Le danseur Farruquito et ses six musiciens racontent, dans une atmosphère intimiste, les origines et l’histoire du flamenco. La danse dans son état le plus pur.

Si le bailaor Juan Manuel Montoya est surnommé Farruquito, c’est en l’honneur de son grand-père, l’illustre Farruco, dont il a à l’évidence hérité des dons exceptionnels. Son autre surnom, El Capitan, dit la place majeure qu’occupe désormais cet artiste émérite, révélé au grand public en 1995 par le film Flamenco de Carlos Saura. Depuis plus de vingt ans, au fil de spectacles souvent créés « en famille », il a conquis une renommée internationale et séduit par sa danse à la fois authentique et raffinée même les plus rétifs au charme du duende. Íntimo, qu’il interprète en solo accompagné de ses musiciens fétiches, plonge en six séquences, de la seguiriya à l’exaltante fin de fiesta, au cœur de l’histoire et des traditions flamenca. Un voyage éblouissant au cours duquel le Maestro revisite sa propre identité.

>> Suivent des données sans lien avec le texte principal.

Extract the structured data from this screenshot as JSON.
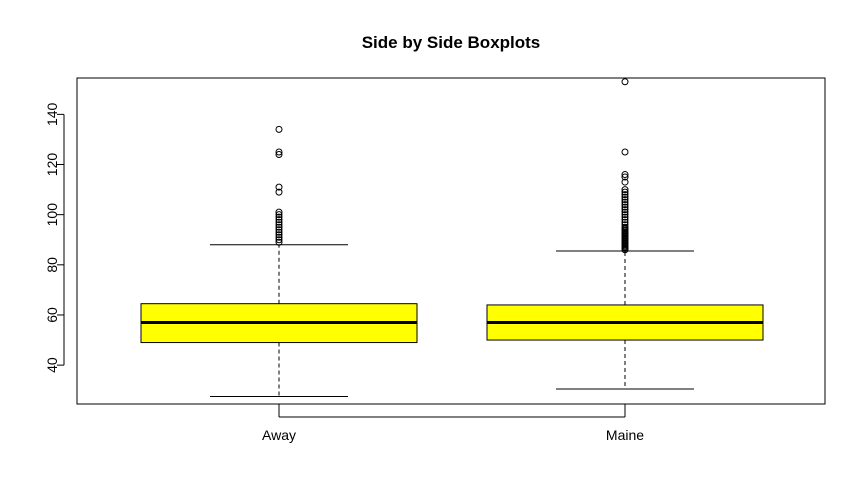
{
  "chart_data": {
    "type": "box",
    "title": "Side by Side Boxplots",
    "xlabel": "",
    "ylabel": "",
    "ylim": [
      24,
      155
    ],
    "yticks": [
      40,
      60,
      80,
      100,
      120,
      140
    ],
    "grid": false,
    "box_color": "#ffff00",
    "categories": [
      "Away",
      "Maine"
    ],
    "boxes": [
      {
        "name": "Away",
        "whisker_low": 27.5,
        "q1": 49,
        "median": 57,
        "q3": 64.5,
        "whisker_high": 88,
        "outliers": [
          89,
          90,
          91,
          92,
          93,
          94,
          95,
          96,
          97,
          98,
          99,
          100,
          101,
          109,
          111,
          124,
          125,
          134
        ]
      },
      {
        "name": "Maine",
        "whisker_low": 30.5,
        "q1": 50,
        "median": 57,
        "q3": 64,
        "whisker_high": 85.5,
        "outliers": [
          86,
          86.5,
          87,
          87.5,
          88,
          88.5,
          89,
          89.5,
          90,
          90.5,
          91,
          91.5,
          92,
          92.5,
          93,
          93.5,
          94,
          94.5,
          95,
          96,
          97,
          98,
          99,
          100,
          101,
          102,
          103,
          104,
          105,
          106,
          107,
          108,
          109,
          110,
          113,
          115,
          116,
          125,
          153
        ]
      }
    ]
  }
}
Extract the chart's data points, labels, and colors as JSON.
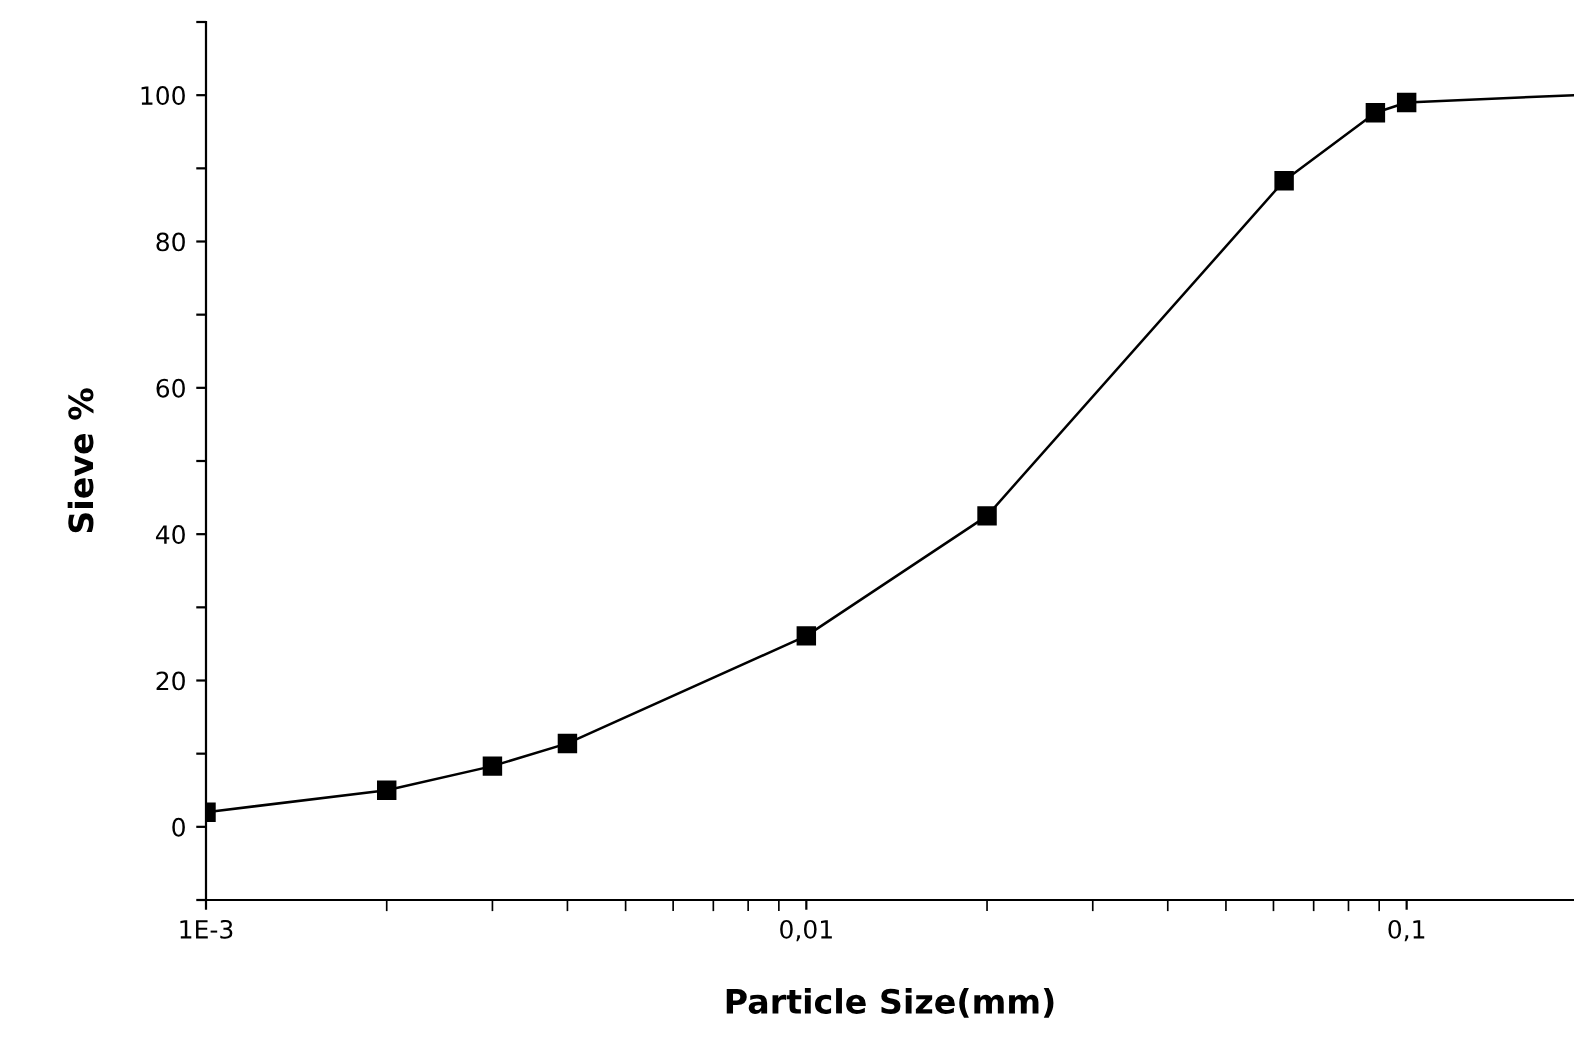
{
  "chart_data": {
    "type": "line",
    "xlabel": "Particle Size(mm)",
    "ylabel": "Sieve %",
    "log": "x",
    "marker": "square",
    "line_style": "solid",
    "grid": false,
    "legend": false,
    "x": [
      0.001,
      0.002,
      0.003,
      0.004,
      0.01,
      0.02,
      0.0625,
      0.0887,
      0.1,
      0.19
    ],
    "series": [
      {
        "color": "#000000",
        "values": [
          2,
          5,
          8.3,
          11.4,
          26.1,
          42.5,
          88.3,
          97.6,
          99,
          100
        ]
      }
    ],
    "xlim": [
      0.001,
      0.19
    ],
    "xticks": [
      {
        "value": 0.001,
        "label": "1E-3"
      },
      {
        "value": 0.01,
        "label": "0,01"
      },
      {
        "value": 0.1,
        "label": "0,1"
      }
    ],
    "ylim": [
      -10,
      110
    ],
    "yticks": [
      {
        "value": -10,
        "label": null
      },
      0,
      {
        "value": 10,
        "label": null
      },
      20,
      {
        "value": 30,
        "label": null
      },
      40,
      {
        "value": 50,
        "label": null
      },
      60,
      {
        "value": 70,
        "label": null
      },
      80,
      {
        "value": 90,
        "label": null
      },
      100,
      {
        "value": 110,
        "label": null
      }
    ]
  }
}
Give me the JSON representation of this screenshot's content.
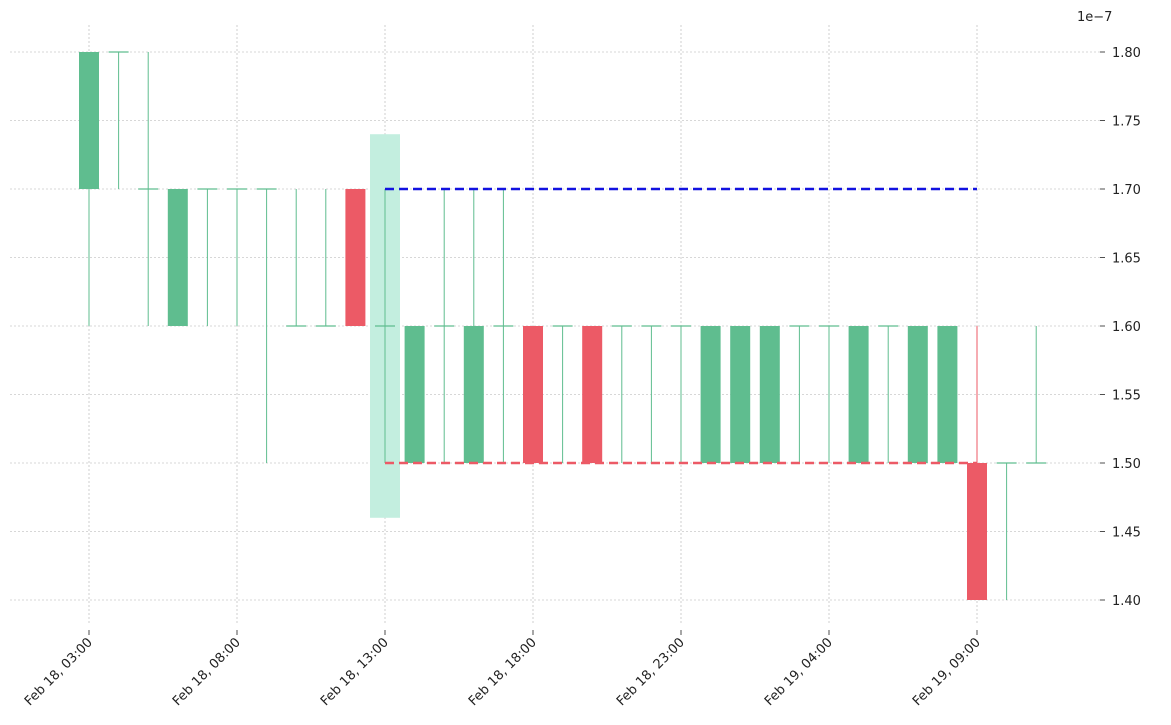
{
  "chart_data": {
    "type": "candlestick",
    "y_scale_label": "1e−7",
    "ylim": [
      1.38,
      1.82
    ],
    "yticks": [
      "1.40",
      "1.45",
      "1.50",
      "1.55",
      "1.60",
      "1.65",
      "1.70",
      "1.75",
      "1.80"
    ],
    "xticks": [
      {
        "label": "Feb 18, 03:00",
        "index": 0
      },
      {
        "label": "Feb 18, 08:00",
        "index": 5
      },
      {
        "label": "Feb 18, 13:00",
        "index": 10
      },
      {
        "label": "Feb 18, 18:00",
        "index": 15
      },
      {
        "label": "Feb 18, 23:00",
        "index": 20
      },
      {
        "label": "Feb 19, 04:00",
        "index": 25
      },
      {
        "label": "Feb 19, 09:00",
        "index": 30
      }
    ],
    "candles": [
      {
        "time": "Feb 18, 03:00",
        "open": 1.7,
        "high": 1.8,
        "low": 1.6,
        "close": 1.8
      },
      {
        "time": "Feb 18, 04:00",
        "open": 1.8,
        "high": 1.8,
        "low": 1.7,
        "close": 1.8
      },
      {
        "time": "Feb 18, 05:00",
        "open": 1.7,
        "high": 1.8,
        "low": 1.6,
        "close": 1.7
      },
      {
        "time": "Feb 18, 06:00",
        "open": 1.6,
        "high": 1.7,
        "low": 1.6,
        "close": 1.7
      },
      {
        "time": "Feb 18, 07:00",
        "open": 1.7,
        "high": 1.7,
        "low": 1.6,
        "close": 1.7
      },
      {
        "time": "Feb 18, 08:00",
        "open": 1.7,
        "high": 1.7,
        "low": 1.6,
        "close": 1.7
      },
      {
        "time": "Feb 18, 09:00",
        "open": 1.7,
        "high": 1.7,
        "low": 1.5,
        "close": 1.7
      },
      {
        "time": "Feb 18, 10:00",
        "open": 1.6,
        "high": 1.7,
        "low": 1.6,
        "close": 1.6
      },
      {
        "time": "Feb 18, 11:00",
        "open": 1.6,
        "high": 1.7,
        "low": 1.6,
        "close": 1.6
      },
      {
        "time": "Feb 18, 12:00",
        "open": 1.7,
        "high": 1.7,
        "low": 1.6,
        "close": 1.6
      },
      {
        "time": "Feb 18, 13:00",
        "open": 1.6,
        "high": 1.7,
        "low": 1.5,
        "close": 1.6
      },
      {
        "time": "Feb 18, 14:00",
        "open": 1.5,
        "high": 1.6,
        "low": 1.5,
        "close": 1.6
      },
      {
        "time": "Feb 18, 15:00",
        "open": 1.6,
        "high": 1.7,
        "low": 1.5,
        "close": 1.6
      },
      {
        "time": "Feb 18, 16:00",
        "open": 1.5,
        "high": 1.7,
        "low": 1.5,
        "close": 1.6
      },
      {
        "time": "Feb 18, 17:00",
        "open": 1.6,
        "high": 1.7,
        "low": 1.5,
        "close": 1.6
      },
      {
        "time": "Feb 18, 18:00",
        "open": 1.6,
        "high": 1.6,
        "low": 1.5,
        "close": 1.5
      },
      {
        "time": "Feb 18, 19:00",
        "open": 1.6,
        "high": 1.6,
        "low": 1.5,
        "close": 1.6
      },
      {
        "time": "Feb 18, 20:00",
        "open": 1.6,
        "high": 1.6,
        "low": 1.5,
        "close": 1.5
      },
      {
        "time": "Feb 18, 21:00",
        "open": 1.6,
        "high": 1.6,
        "low": 1.5,
        "close": 1.6
      },
      {
        "time": "Feb 18, 22:00",
        "open": 1.6,
        "high": 1.6,
        "low": 1.5,
        "close": 1.6
      },
      {
        "time": "Feb 18, 23:00",
        "open": 1.6,
        "high": 1.6,
        "low": 1.5,
        "close": 1.6
      },
      {
        "time": "Feb 19, 00:00",
        "open": 1.5,
        "high": 1.6,
        "low": 1.5,
        "close": 1.6
      },
      {
        "time": "Feb 19, 01:00",
        "open": 1.5,
        "high": 1.6,
        "low": 1.5,
        "close": 1.6
      },
      {
        "time": "Feb 19, 02:00",
        "open": 1.5,
        "high": 1.6,
        "low": 1.5,
        "close": 1.6
      },
      {
        "time": "Feb 19, 03:00",
        "open": 1.6,
        "high": 1.6,
        "low": 1.5,
        "close": 1.6
      },
      {
        "time": "Feb 19, 04:00",
        "open": 1.6,
        "high": 1.6,
        "low": 1.5,
        "close": 1.6
      },
      {
        "time": "Feb 19, 05:00",
        "open": 1.5,
        "high": 1.6,
        "low": 1.5,
        "close": 1.6
      },
      {
        "time": "Feb 19, 06:00",
        "open": 1.6,
        "high": 1.6,
        "low": 1.5,
        "close": 1.6
      },
      {
        "time": "Feb 19, 07:00",
        "open": 1.5,
        "high": 1.6,
        "low": 1.5,
        "close": 1.6
      },
      {
        "time": "Feb 19, 08:00",
        "open": 1.5,
        "high": 1.6,
        "low": 1.5,
        "close": 1.6
      },
      {
        "time": "Feb 19, 09:00",
        "open": 1.5,
        "high": 1.6,
        "low": 1.4,
        "close": 1.4
      },
      {
        "time": "Feb 19, 10:00",
        "open": 1.5,
        "high": 1.5,
        "low": 1.4,
        "close": 1.5
      },
      {
        "time": "Feb 19, 11:00",
        "open": 1.5,
        "high": 1.6,
        "low": 1.5,
        "close": 1.5
      }
    ],
    "highlight_band": {
      "index": 10,
      "low": 1.46,
      "high": 1.74
    },
    "resistance_line": {
      "value": 1.7,
      "from_index": 10,
      "to_index": 30
    },
    "support_line": {
      "value": 1.5,
      "from_index": 10,
      "to_index": 30
    },
    "grid": true,
    "colors": {
      "up": "#5fbd8f",
      "down": "#ec5a66",
      "highlight": "#c3eedf",
      "resistance": "#1212e0",
      "support": "#ec5a66",
      "grid": "#b0b0b0",
      "text": "#222222"
    }
  }
}
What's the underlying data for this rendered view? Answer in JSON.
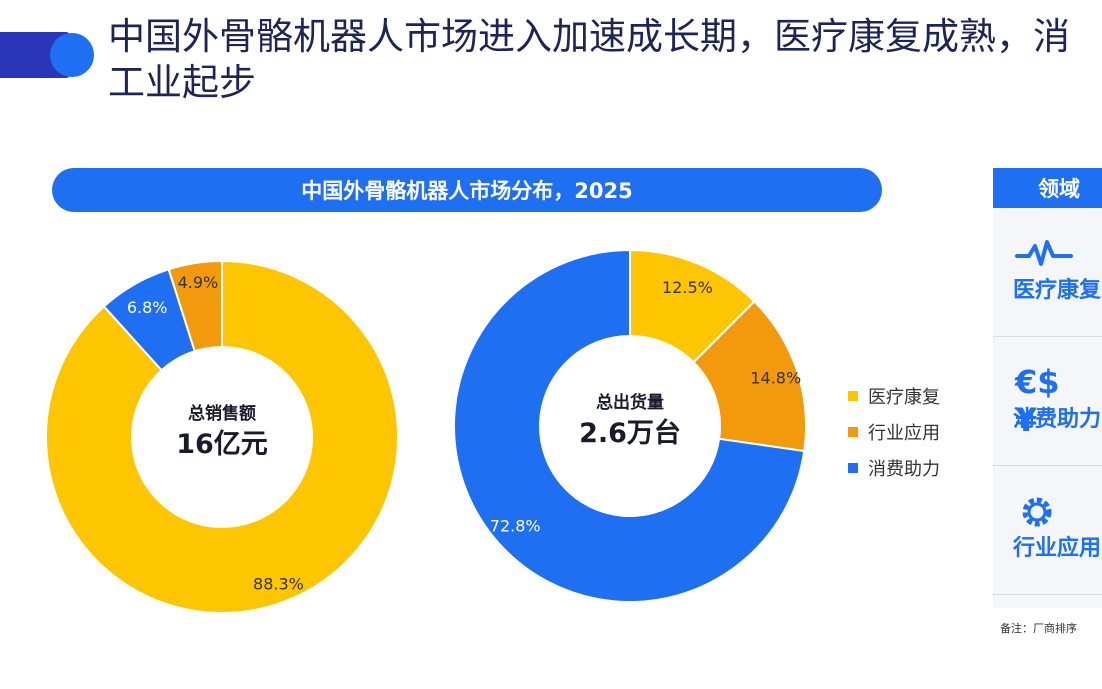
{
  "page": {
    "title_line1": "中国外骨骼机器人市场进入加速成长期，医疗康复成熟，消",
    "title_line2": "工业起步"
  },
  "chart_data": [
    {
      "type": "pie",
      "banner": "中国外骨骼机器人市场分布，2025",
      "center_label": "总销售额",
      "center_value": "16亿元",
      "categories": [
        "医疗康复",
        "消费助力",
        "行业应用"
      ],
      "values": [
        88.3,
        6.8,
        4.9
      ],
      "labels": [
        "88.3%",
        "6.8%",
        "4.9%"
      ],
      "colors": [
        "#fec600",
        "#1e6ff2",
        "#f39a0c"
      ]
    },
    {
      "type": "pie",
      "center_label": "总出货量",
      "center_value": "2.6万台",
      "categories": [
        "医疗康复",
        "行业应用",
        "消费助力"
      ],
      "values": [
        12.5,
        14.8,
        72.8
      ],
      "labels": [
        "12.5%",
        "14.8%",
        "72.8%"
      ],
      "colors": [
        "#fec600",
        "#f39a0c",
        "#1e6ff2"
      ]
    }
  ],
  "legend": [
    {
      "label": "医疗康复",
      "color": "#fec600"
    },
    {
      "label": "行业应用",
      "color": "#f39a0c"
    },
    {
      "label": "消费助力",
      "color": "#1e6ff2"
    }
  ],
  "side_panel": {
    "header": "领域",
    "rows": [
      {
        "label": "医疗康复",
        "icon": "heartbeat-icon"
      },
      {
        "label": "消费助力",
        "icon": "currency-icon"
      },
      {
        "label": "行业应用",
        "icon": "gear-icon"
      }
    ]
  },
  "footnote": "备注：厂商排序"
}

Et la musique, le chant s'invitent sur la scène immense pour convoquer l'apparition très attendue du "démiurge" du genre flamenco contemporain, plein de respect, d'audaces et de petites révolutions ténues dans la gestuelle et la mise en espace: celle du danseur autant que les musiciens Chanteuse de choc, c'est Mari Vizarraga, féroce matrone tapageuse et virulente, madre tentaculaire, autoritaire à la voix tonique et puissante. Un personnage incontournable du spectacle de la star qui se laisse prendre  la vedette tant leur duo est puissant, féroce et hurleur!Bel exemple de bascule des rôles que l'on retrouve aussi chez les musiciens tenant tête à ces farouches personnages tirés de la légende. Les pas de Farruquito sont précis, mesurés, francs et percutants, toujours. Profils au corps, traversées ou parcours frontal en poupe, le voici roi du plateau tenant en haleine un public rivé sur lui...Une performance nuancée, très surprenante de modulations et d'outrages au bon sens flamenco. Sol et verticalité convoquées pour exprimer rage, amour; impatience, passion et ....douceur!De l'art de haut vol, de voltiges performantes en spirales et tours fulgurants, les yeux rivés au sol ou brandissant victorieusement sa passion, les bras ouverts en direction du public. Une star qui échappe aux canons classiques du genre pour s'effacer et laisser place aux musiciens...Deux costumes pour les deux parties distinctes, dignes d'une panoplie de toréador, très seyants pour son corps longiligne de toute rigueur et beauté: beauté du geste, liberté du mouvement en poupe. Des instants fulgurants et poétiques qui ne s'oublient pas et laissent des impacts forts, des empreintes vivaces dans les sens et sensations physiques qu'ils génèrent. Du grand art à coup sûr !

Au Théâtre national de la danse à Paris jusqu'au 18 Février.